Divine Dining 2/6/13
There are certain things that absolutely, unequivocally make your day: someone letting you into their lane in 5 o’clock traffic; finding out that some gifted soul has created a rap version of the Heidelberg Catechism (OK, that probably only makes a nerdy pastor’s day); and, finally, being given a mason jar full of glorious homemade chicken chili by your colleague. The latter is what we’ll be discussing here. Her Holiness Mary the Music Director brought me the most delicious thing to ever come out of a Mason jar (and we all know that’s saying something, y’all) today. Allow me to try to get the genealogy of this recipe’s source correct: It comes from her niece’s grandmother in Ohio, known as Grandma Peggy Castina. I’ve never met you, Peggy, but God bless you for making my day so delicious!
Now, as a Texan, we have a few rules about chili. First, we nearly always insist that chili consists of only beef, tomatoes and onions, no beans. Second, we always insist that chili be spicy enough to demand lots
of delicious things on top to cool it off, namely sour cream and cheese. Though I’m a pastor, it must be said, that sometimes breaking the rules is OK. Especially if it means creating a chili that tastes like the happy marriage of an enchilada and chicken soup, kicky with the flavors of cumin and cayenne, creamy with the decadence of white beans and crisp with the bite of sweet corn. Go ahead: break the rules and make this knockout white bean chicken chili. It’s bound to make your day and, if you make enough to share, someone else’s as well.
White Bean Chicken Chili
1 lb. of chicken tenders or breasts, cut into 3-inch strips
salt and pepper
2 T olive oil
1 c. diced onion
2 garlic cloves, minced
2 (15 oz.) cans white beans, such as Great Northern beans, drained and rinsed
1 c. corn, fresh or frozen
1 (4 oz.) can chopped green chiles
2 tsp. ground cumin
2 tsp. chili powder
1/8 tsp. cayenne pepper (or more to taste)
3 c. chicken broth
2 c. grated Monterey Jack cheese
2 T chopped fresh cilantro
Season chicken with salt and pepper.
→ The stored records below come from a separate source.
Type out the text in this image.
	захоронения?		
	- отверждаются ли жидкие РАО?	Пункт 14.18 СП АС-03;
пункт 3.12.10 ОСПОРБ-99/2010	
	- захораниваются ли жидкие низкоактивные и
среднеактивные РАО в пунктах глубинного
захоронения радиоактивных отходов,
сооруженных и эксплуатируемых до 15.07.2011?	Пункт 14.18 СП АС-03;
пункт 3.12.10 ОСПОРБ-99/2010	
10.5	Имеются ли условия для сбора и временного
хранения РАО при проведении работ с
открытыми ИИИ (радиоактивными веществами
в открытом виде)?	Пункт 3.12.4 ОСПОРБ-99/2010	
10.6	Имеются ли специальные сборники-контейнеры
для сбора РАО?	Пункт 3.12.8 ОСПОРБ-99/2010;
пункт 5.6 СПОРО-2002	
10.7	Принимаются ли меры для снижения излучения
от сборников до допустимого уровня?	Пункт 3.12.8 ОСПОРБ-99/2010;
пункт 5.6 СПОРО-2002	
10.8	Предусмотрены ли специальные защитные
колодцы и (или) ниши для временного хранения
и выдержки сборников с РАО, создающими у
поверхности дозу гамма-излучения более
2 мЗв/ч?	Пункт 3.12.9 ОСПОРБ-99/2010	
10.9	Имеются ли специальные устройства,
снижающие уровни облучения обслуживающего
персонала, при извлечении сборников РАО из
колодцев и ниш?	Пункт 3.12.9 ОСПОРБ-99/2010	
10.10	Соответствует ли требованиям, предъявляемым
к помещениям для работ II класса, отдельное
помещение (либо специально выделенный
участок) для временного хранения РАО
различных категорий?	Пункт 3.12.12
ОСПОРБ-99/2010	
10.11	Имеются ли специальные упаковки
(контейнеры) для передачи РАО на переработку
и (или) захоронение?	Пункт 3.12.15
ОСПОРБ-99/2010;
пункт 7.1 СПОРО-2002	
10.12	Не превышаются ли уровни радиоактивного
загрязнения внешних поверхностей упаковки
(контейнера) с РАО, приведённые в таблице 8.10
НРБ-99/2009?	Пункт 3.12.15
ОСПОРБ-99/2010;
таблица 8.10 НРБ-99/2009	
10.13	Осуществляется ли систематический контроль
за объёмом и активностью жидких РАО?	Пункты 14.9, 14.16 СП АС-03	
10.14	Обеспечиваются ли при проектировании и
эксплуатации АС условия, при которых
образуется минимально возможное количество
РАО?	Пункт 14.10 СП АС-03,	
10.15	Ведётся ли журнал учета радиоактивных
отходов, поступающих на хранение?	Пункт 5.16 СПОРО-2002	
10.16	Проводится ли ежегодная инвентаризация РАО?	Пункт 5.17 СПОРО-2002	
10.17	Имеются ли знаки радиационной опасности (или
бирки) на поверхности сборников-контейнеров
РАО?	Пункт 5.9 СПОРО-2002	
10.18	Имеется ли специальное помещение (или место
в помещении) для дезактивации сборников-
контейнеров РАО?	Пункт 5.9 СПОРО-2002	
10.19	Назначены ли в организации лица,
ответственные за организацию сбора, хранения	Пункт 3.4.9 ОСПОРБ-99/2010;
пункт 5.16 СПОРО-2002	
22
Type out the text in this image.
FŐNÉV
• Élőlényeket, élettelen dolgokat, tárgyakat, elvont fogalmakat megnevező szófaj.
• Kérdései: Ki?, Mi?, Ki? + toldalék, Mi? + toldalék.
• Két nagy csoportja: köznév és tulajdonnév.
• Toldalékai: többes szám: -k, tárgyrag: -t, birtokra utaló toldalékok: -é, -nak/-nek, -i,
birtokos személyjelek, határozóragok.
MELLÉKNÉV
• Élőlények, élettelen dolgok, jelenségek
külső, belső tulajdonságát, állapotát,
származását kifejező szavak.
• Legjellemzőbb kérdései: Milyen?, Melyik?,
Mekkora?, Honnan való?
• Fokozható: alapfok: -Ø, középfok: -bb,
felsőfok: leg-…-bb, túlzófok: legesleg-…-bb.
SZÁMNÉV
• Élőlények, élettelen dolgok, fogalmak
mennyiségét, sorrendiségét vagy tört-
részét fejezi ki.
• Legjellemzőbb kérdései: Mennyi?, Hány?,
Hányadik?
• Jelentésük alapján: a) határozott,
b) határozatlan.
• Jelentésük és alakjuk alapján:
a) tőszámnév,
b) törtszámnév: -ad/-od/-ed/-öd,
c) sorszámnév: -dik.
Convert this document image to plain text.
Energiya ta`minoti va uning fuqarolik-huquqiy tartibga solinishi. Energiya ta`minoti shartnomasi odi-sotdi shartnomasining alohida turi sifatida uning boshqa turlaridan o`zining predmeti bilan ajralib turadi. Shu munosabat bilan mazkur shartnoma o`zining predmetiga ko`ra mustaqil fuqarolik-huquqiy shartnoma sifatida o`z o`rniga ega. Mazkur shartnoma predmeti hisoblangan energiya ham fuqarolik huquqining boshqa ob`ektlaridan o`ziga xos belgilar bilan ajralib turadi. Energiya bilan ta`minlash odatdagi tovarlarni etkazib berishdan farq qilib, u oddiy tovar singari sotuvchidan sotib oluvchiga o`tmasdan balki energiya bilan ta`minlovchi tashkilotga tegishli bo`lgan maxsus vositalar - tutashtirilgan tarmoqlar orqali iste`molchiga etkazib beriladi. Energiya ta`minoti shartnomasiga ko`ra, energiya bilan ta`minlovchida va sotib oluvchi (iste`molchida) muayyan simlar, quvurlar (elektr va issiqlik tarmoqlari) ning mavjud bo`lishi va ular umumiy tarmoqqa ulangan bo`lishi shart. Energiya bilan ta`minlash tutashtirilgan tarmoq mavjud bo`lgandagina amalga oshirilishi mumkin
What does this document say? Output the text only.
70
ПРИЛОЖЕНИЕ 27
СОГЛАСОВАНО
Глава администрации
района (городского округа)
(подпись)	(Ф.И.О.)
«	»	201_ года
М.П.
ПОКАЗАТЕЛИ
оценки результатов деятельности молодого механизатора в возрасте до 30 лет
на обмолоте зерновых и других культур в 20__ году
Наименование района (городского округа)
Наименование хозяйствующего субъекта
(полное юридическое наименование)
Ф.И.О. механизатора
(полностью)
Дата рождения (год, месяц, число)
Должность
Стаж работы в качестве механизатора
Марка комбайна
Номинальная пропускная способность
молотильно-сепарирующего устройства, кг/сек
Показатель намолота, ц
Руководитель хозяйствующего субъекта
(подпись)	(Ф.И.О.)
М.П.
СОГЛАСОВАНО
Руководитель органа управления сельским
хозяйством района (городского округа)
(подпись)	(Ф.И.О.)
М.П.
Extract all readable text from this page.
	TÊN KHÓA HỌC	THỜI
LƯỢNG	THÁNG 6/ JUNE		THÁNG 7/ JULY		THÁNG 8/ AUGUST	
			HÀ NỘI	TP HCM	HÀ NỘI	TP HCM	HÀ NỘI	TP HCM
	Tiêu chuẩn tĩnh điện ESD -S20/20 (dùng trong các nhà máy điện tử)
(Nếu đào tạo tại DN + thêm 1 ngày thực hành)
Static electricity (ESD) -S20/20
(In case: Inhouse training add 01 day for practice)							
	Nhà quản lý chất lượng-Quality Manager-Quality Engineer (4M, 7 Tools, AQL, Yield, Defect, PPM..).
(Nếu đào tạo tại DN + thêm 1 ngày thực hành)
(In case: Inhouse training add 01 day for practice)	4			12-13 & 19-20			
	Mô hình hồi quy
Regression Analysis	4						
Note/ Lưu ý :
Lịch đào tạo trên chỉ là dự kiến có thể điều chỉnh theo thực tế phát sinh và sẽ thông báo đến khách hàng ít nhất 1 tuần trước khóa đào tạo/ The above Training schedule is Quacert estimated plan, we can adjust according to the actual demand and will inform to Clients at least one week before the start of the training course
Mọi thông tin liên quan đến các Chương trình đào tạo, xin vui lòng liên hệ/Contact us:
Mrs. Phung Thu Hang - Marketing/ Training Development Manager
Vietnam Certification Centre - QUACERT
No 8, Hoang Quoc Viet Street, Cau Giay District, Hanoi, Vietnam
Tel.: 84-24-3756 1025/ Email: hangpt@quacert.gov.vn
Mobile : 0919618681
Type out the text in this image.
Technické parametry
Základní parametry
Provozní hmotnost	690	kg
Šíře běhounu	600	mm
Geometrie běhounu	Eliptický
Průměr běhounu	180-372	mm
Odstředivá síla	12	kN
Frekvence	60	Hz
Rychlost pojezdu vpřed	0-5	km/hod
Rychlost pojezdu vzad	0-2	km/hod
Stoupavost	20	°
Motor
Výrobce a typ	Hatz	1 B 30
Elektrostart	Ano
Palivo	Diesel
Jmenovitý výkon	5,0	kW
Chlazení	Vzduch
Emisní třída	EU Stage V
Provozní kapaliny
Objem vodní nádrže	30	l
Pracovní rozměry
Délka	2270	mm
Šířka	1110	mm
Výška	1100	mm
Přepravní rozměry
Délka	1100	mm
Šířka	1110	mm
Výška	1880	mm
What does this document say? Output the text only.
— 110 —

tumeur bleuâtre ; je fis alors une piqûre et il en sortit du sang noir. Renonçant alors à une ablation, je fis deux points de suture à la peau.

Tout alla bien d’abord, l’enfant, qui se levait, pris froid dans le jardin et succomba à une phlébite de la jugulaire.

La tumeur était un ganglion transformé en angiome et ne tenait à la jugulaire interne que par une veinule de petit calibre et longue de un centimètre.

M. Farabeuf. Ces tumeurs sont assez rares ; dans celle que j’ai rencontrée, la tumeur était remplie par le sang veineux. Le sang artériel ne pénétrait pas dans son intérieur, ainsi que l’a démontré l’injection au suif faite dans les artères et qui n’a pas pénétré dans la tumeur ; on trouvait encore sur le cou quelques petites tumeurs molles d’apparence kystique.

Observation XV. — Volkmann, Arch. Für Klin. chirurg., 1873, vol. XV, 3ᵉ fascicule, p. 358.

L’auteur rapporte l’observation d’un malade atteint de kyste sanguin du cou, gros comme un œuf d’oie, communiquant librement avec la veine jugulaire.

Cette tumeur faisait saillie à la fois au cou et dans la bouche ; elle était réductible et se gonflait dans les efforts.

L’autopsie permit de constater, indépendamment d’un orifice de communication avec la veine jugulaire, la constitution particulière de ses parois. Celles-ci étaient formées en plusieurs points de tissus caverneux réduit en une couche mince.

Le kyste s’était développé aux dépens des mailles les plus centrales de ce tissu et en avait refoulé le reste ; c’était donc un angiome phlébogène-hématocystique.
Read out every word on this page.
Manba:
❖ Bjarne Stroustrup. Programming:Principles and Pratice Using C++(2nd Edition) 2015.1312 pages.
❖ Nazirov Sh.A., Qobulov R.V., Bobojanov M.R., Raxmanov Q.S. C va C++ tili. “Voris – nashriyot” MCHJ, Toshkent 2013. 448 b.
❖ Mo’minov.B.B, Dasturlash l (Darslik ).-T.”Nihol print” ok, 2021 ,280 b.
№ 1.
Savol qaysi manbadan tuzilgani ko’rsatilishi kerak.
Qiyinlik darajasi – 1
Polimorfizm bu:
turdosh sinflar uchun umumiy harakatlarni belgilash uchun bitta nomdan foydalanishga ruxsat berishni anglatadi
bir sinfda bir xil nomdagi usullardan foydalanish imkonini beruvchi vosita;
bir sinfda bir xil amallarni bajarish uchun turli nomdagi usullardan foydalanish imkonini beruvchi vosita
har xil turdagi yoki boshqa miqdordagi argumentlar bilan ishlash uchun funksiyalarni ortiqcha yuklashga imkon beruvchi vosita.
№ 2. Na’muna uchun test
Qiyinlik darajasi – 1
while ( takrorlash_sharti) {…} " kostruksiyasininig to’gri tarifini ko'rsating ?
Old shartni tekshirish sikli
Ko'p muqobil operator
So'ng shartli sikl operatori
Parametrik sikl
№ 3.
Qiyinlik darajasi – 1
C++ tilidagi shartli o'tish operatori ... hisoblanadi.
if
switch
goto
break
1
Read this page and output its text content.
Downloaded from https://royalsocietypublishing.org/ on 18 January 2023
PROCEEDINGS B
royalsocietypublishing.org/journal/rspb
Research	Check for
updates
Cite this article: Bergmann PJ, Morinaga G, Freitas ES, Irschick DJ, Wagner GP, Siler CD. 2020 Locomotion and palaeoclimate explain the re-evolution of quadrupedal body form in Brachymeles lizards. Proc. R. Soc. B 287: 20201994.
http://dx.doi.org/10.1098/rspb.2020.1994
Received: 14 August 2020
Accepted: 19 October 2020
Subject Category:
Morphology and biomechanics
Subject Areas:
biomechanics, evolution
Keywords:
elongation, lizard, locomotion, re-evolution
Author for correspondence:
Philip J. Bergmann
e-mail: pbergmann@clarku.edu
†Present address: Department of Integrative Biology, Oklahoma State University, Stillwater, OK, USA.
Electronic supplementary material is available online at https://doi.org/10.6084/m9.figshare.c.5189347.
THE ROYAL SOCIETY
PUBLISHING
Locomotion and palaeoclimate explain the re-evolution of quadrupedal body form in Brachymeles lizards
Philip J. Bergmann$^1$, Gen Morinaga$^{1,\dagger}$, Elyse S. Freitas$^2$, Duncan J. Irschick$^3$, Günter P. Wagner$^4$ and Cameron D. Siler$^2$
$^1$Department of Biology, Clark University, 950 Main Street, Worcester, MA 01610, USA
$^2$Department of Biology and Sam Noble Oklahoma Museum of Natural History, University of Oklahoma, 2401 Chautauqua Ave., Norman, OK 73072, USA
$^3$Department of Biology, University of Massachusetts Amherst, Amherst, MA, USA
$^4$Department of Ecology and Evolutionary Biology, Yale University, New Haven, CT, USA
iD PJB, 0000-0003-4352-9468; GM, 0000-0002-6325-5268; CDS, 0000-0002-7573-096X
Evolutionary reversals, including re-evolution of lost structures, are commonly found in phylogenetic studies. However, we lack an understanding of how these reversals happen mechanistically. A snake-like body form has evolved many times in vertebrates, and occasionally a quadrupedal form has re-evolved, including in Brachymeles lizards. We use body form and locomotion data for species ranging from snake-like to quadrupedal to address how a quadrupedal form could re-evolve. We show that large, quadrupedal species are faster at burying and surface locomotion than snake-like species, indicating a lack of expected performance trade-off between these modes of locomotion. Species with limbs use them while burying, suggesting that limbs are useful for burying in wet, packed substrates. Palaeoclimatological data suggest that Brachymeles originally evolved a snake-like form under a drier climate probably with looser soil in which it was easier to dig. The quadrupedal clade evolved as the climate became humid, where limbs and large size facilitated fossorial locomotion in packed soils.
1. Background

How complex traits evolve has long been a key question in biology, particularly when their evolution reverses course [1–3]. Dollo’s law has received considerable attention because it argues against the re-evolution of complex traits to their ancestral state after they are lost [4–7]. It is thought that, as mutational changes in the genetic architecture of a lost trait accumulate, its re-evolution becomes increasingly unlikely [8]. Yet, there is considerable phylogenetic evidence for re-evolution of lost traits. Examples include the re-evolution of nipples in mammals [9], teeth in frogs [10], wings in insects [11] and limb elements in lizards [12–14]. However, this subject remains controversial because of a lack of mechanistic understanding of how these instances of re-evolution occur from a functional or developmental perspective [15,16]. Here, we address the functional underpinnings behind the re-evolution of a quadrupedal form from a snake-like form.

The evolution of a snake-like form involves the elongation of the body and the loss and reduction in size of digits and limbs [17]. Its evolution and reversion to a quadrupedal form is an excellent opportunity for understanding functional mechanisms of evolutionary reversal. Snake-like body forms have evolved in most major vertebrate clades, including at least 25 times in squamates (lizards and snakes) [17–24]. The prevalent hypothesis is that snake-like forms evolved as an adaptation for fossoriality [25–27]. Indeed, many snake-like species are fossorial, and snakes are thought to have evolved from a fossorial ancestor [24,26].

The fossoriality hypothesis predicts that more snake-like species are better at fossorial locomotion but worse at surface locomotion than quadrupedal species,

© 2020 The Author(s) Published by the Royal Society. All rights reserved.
Heat a large, deep pan over high heat with the olive oil until shimmering but not smoking. Add the chicken pieces and cook, stirring until browned, 2 to 3 minutes. Lower the heat to medium high and add the onion and garlic. Cook, stirring occasionally, until the onion is translucent, 5 to 6 minutes. Add the beans, corn, chiles, spices and chicken broth. Bring to a boil; reduce the heat to low and simmer, uncovered, for about 1 hour, stirring occasionally. Add more broth, ½ c. at a time, if the chili is too thick. Serve each bowl topped with cilantro and cheese. *I would also recommend serving with tortilla chips, sour cream, fresh chopped avocado and lime wedges.
Whitney Wilkinson is pastor of Cameron Presbyterian Church.